Azospirillum brasilense produces the auxin-like phenylacetic acid by using the key enzyme for indole-3-acetic acid biosynthesis.

An antimicrobial compound was isolated from Azospirillum brasilense culture extracts by high-performance liquid chromatography and further identified by gas chromatography-mass spectrometry as the auxin-like molecule, phenylacetic acid (PAA). PAA synthesis was found to be mediated by the indole-3-pyruvate decarboxylase, previously identified as a key enzyme in indole-3-acetic acid (IAA) production in A. brasilense. In minimal growth medium, PAA biosynthesis by A. brasilense was only observed in the presence of phenylalanine (or precursors thereof). This observation suggests deamination of phenylalanine, decarboxylation of phenylpyruvate, and subsequent oxidation of phenylacetaldehyde as the most likely pathway for PAA synthesis. Expression analysis revealed that transcription of the ipdC gene is upregulated by PAA, as was previously described for IAA and synthetic auxins, indicating a positive feedback regulation. The synthesis of PAA by A. brasilense is discussed in relation to previously reported biocontrol properties of A. brasilense.

Transcriptional analysis of the Azospirillum brasilense indole-3-pyruvate decarboxylase gene and identification of a cis-acting sequence involved in auxin responsive expression.

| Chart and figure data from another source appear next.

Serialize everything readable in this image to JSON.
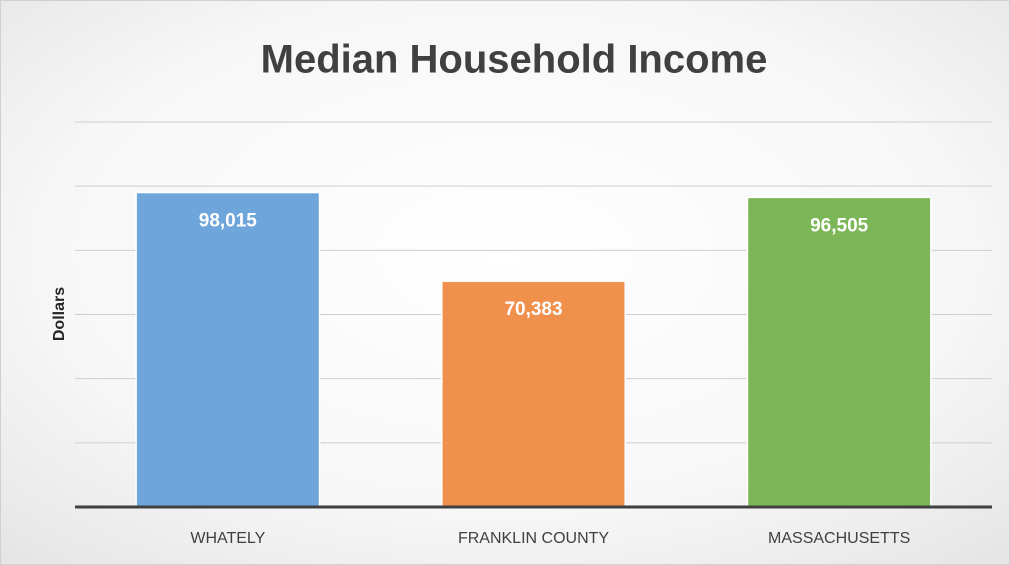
{
  "chart_data": {
    "type": "bar",
    "title": "Median Household Income",
    "y_label": "Dollars",
    "categories": [
      "WHATELY",
      "FRANKLIN COUNTY",
      "MASSACHUSETTS"
    ],
    "values": [
      98015,
      70383,
      96505
    ],
    "value_labels": [
      "98,015",
      "70,383",
      "96,505"
    ],
    "colors": [
      "#6ea6db",
      "#f0904d",
      "#7db656"
    ],
    "ylim": [
      0,
      120000
    ],
    "yticks": [
      0,
      20000,
      40000,
      60000,
      80000,
      100000,
      120000
    ],
    "grid": true
  }
}
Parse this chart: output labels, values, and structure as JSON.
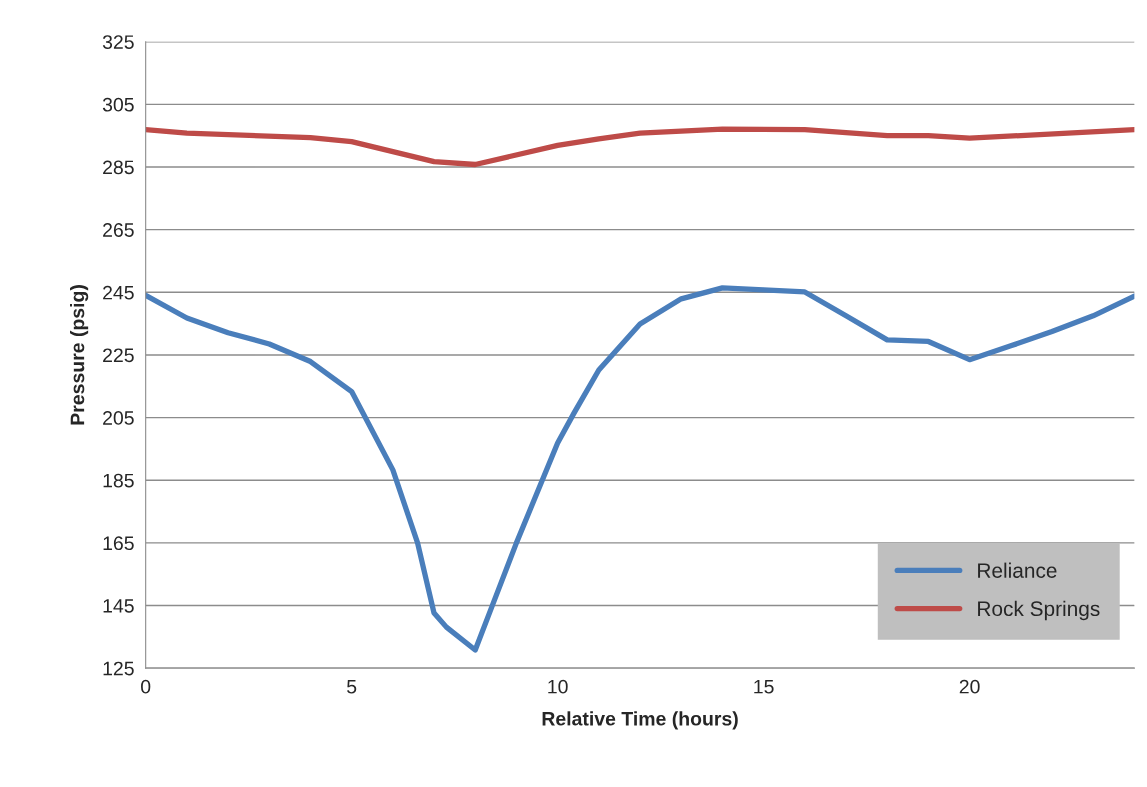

Expression of the Azospirillum brasilense ipdC gene, encoding an indole-3-pyruvate decarboxylase, a key enzyme in the production of indole-3-acetic acid (IAA) in this bacterium, is upregulated by IAA. Here, we demonstrate that the ipdC gene is the promoter proximal gene in a bicistronic operon. Database searches revealed that the second gene of this operon, named iaaC, is well conserved evolutionarily and that the encoded protein is homologous to the Escherichia coli protein SCRP-27A, the zebrafish protein ES1, and the human protein KNP-I/GT335 (HES1), all of unknown function and belonging to the DJ-1/PfpI superfamily. In addition to this operon structure, iaaC is also transcribed monocistronically. Mutation analysis of the latter gene indicated that the encoded protein is involved in controlling IAA biosynthesis but not ipdC expression. Besides being upregulated by IAA, expression of the ipdC-iaaC operon is pH dependent and maximal at acidic pH. The ipdC promoter was studied using a combination of deletion analyses and site-directed mutagenesis. A dyadic sequence (ATTGTTTC(GAAT)GAAACAAT), centered at -48 was demonstrated to be responsible for the IAA inducibility. This bacterial auxin-responsive element does not control the pH-dependent expression of ipdC-iaaC.